= Deterministic algorithm =

Type of algorithm in computer science

In computer science, a deterministic algorithm is an algorithm that, given a particular input, will always produce the same output, with the underlying machine always passing through the same sequence of states. Deterministic algorithms are by far the most studied and familiar kind of algorithm, as well as one of the most practical, since they can be run on real machines efficiently.

Formally, a deterministic algorithm computes a mathematical function; a function has a unique value for any input in its domain, and the algorithm is a process that produces this particular value as output.

== Formal definition ==

Deterministic algorithms can be defined in terms of a state machine: a state describes what a machine is doing at a particular instant in time. State machines pass in a discrete manner from one state to another. Just after we enter the input, the machine is in its initial state or start state. If the machine is deterministic, this means that from this point onwards, its current state determines what its next state will be; its course through the set of states is predetermined. Note that a machine can be deterministic and still never stop or finish, and therefore fail to deliver a result.

Examples of particular abstract machines which are deterministic include the deterministic Turing machine and deterministic finite automaton.

== Non-deterministic algorithms ==

A variety of factors can cause an algorithm to behave in a way which is not deterministic, or non-deterministic:
- If it uses an external state other than the input, such as user input, a global variable, a hardware timer value, a random value, or stored disk data.
- If it operates in a way that is timing-sensitive, for example, if it has multiple processors writing to the same data at the same time. In this case, the precise order in which each processor writes its data will affect the result.
- If a hardware error causes its state to change in an unexpected way.

Although real programs are rarely purely deterministic, it is easier for humans as well as other programs to reason about programs that are.
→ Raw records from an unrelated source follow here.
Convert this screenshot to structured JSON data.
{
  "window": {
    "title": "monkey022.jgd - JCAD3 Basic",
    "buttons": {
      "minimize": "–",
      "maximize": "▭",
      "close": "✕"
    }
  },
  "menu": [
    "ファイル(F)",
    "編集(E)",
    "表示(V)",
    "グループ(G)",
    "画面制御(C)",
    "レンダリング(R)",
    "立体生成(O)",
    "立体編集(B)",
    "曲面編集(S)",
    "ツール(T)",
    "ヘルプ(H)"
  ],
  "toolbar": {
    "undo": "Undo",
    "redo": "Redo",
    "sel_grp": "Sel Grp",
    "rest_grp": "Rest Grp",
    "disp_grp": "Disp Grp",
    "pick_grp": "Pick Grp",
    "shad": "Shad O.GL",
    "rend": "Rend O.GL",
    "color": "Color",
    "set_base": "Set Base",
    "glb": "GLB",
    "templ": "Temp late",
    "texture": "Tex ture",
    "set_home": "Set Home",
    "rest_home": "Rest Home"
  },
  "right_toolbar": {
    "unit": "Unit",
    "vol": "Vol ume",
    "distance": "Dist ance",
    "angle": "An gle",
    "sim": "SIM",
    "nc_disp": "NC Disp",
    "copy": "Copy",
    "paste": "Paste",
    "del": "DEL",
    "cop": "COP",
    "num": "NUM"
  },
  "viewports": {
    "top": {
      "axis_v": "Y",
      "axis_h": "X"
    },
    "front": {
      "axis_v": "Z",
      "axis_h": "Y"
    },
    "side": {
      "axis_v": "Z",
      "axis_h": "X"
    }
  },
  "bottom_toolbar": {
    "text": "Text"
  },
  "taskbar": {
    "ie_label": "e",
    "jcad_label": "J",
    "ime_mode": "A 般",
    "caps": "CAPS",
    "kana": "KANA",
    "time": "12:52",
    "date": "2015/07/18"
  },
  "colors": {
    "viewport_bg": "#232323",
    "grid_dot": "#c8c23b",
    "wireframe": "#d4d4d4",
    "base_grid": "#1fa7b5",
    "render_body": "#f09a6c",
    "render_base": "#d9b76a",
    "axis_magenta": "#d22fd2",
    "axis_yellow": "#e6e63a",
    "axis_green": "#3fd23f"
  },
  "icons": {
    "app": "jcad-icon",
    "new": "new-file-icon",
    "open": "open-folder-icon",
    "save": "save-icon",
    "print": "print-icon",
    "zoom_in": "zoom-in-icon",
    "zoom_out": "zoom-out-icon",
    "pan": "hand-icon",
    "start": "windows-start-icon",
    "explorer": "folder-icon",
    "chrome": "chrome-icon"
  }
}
For this reason, most programming languages and especially functional programming languages make an effort to prevent the above events from happening except under controlled conditions.

The prevalence of multi-core processors has resulted in a surge of interest in determinism in parallel programming and challenges of non-determinism have been well documented. A number of tools to help deal with the challenges have been proposed to deal with deadlocks and race conditions.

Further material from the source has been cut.